ANN ARBOR, Mich. (AP) — The University of Michigan is planning a wide-ranging study of how people in the Great Lakes region can adapt to changing water levels.
FILE - In this Nov. 16, 2012 file photo, Jim Simons walks along a sand bar, exposed by low water levels on the Portage Lake channel that leads to Lake Michigan at Onekama, Mich. University of Michigan scientists are expected to announce Thursday, March 27, 2014, that they will conduct a wide-ranging study on how Great Lakes communities can adapt to fluctuating water levels. Great Lakes levels fluctuate seasonally and have experienced multi-year ups and downs. (AP Photo/John Flesher, File)

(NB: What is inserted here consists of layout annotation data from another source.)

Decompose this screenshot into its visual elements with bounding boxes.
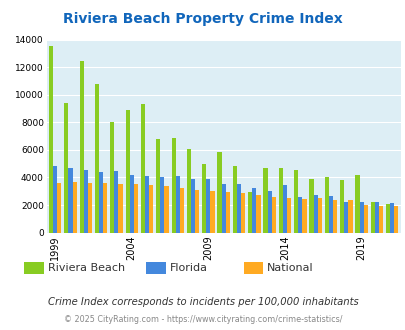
Bar — [237, 184, 241, 233]
Bar — [332, 200, 337, 233]
Bar — [68, 168, 72, 233]
Bar — [339, 180, 343, 233]
Bar — [221, 184, 225, 233]
Bar — [313, 195, 317, 233]
Text: Riviera Beach Property Crime Index: Riviera Beach Property Crime Index — [63, 12, 342, 25]
Bar — [141, 104, 145, 233]
Bar — [263, 168, 267, 233]
Bar — [210, 191, 214, 233]
Bar — [241, 193, 245, 233]
Bar — [103, 183, 107, 233]
Bar — [278, 168, 282, 233]
Bar — [72, 182, 77, 233]
Bar — [171, 138, 175, 233]
Bar — [87, 183, 92, 233]
Bar — [256, 195, 260, 233]
Bar — [267, 191, 271, 233]
Text: Florida: Florida — [169, 263, 207, 273]
Bar — [298, 197, 302, 233]
Bar — [252, 188, 256, 233]
Bar — [125, 110, 129, 233]
Bar — [389, 203, 393, 233]
Bar — [156, 139, 160, 233]
Bar — [179, 188, 183, 233]
Bar — [324, 177, 328, 233]
Bar — [247, 192, 252, 233]
Bar — [118, 184, 122, 233]
Bar — [95, 84, 99, 233]
Bar — [53, 166, 57, 233]
Bar — [195, 190, 199, 233]
Bar — [79, 61, 83, 233]
Bar — [271, 197, 275, 233]
Bar — [293, 170, 298, 233]
Text: Riviera Beach: Riviera Beach — [48, 263, 125, 273]
Bar — [317, 198, 321, 233]
Bar — [64, 103, 68, 233]
Text: National: National — [266, 263, 313, 273]
Bar — [217, 152, 221, 233]
Bar — [202, 164, 206, 233]
Bar — [282, 185, 286, 233]
Bar — [328, 196, 332, 233]
Bar — [393, 207, 398, 233]
Bar — [129, 176, 134, 233]
Bar — [110, 122, 114, 233]
Bar — [160, 178, 164, 233]
Bar — [83, 170, 87, 233]
Bar — [164, 186, 168, 233]
Bar — [99, 172, 103, 233]
Bar — [232, 166, 237, 233]
Bar — [145, 176, 149, 233]
Bar — [385, 204, 389, 233]
Bar — [343, 202, 347, 233]
Bar — [378, 206, 382, 233]
Text: © 2025 CityRating.com - https://www.cityrating.com/crime-statistics/: © 2025 CityRating.com - https://www.city… — [64, 315, 341, 324]
Bar — [175, 176, 179, 233]
Bar — [206, 179, 210, 233]
Bar — [186, 149, 190, 233]
Bar — [49, 47, 53, 233]
Bar — [190, 179, 195, 233]
Bar — [114, 171, 118, 233]
Bar — [363, 205, 367, 233]
Bar — [134, 184, 138, 233]
Bar — [374, 202, 378, 233]
Text: Crime Index corresponds to incidents per 100,000 inhabitants: Crime Index corresponds to incidents per… — [47, 297, 358, 307]
Bar — [286, 198, 290, 233]
Bar — [359, 202, 363, 233]
Bar — [302, 199, 306, 233]
Bar — [370, 202, 374, 233]
Bar — [149, 185, 153, 233]
Bar — [309, 179, 313, 233]
Bar — [225, 192, 229, 233]
Bar — [57, 183, 61, 233]
Bar — [347, 200, 352, 233]
Bar — [354, 176, 359, 233]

Don Scavia of the university's Graham Sustainability Institute announced the study Thursday in Ann Arbor at the conclusion of a seminar on the topic for scientists, policymakers and advocates.
It will be modeled after a broad analysis that university experts conducted last year on the natural gas extraction process known as "fracking."
Great Lakes levels fluctuate with the seasons and over longer periods. They've risen substantially in the past year after a sustained low period, but it's uncertain how long the comeback will continue.
Scavia says that shoreline property owners, communities and businesses need to accept that lake levels will not remain stable and make necessary adjustments.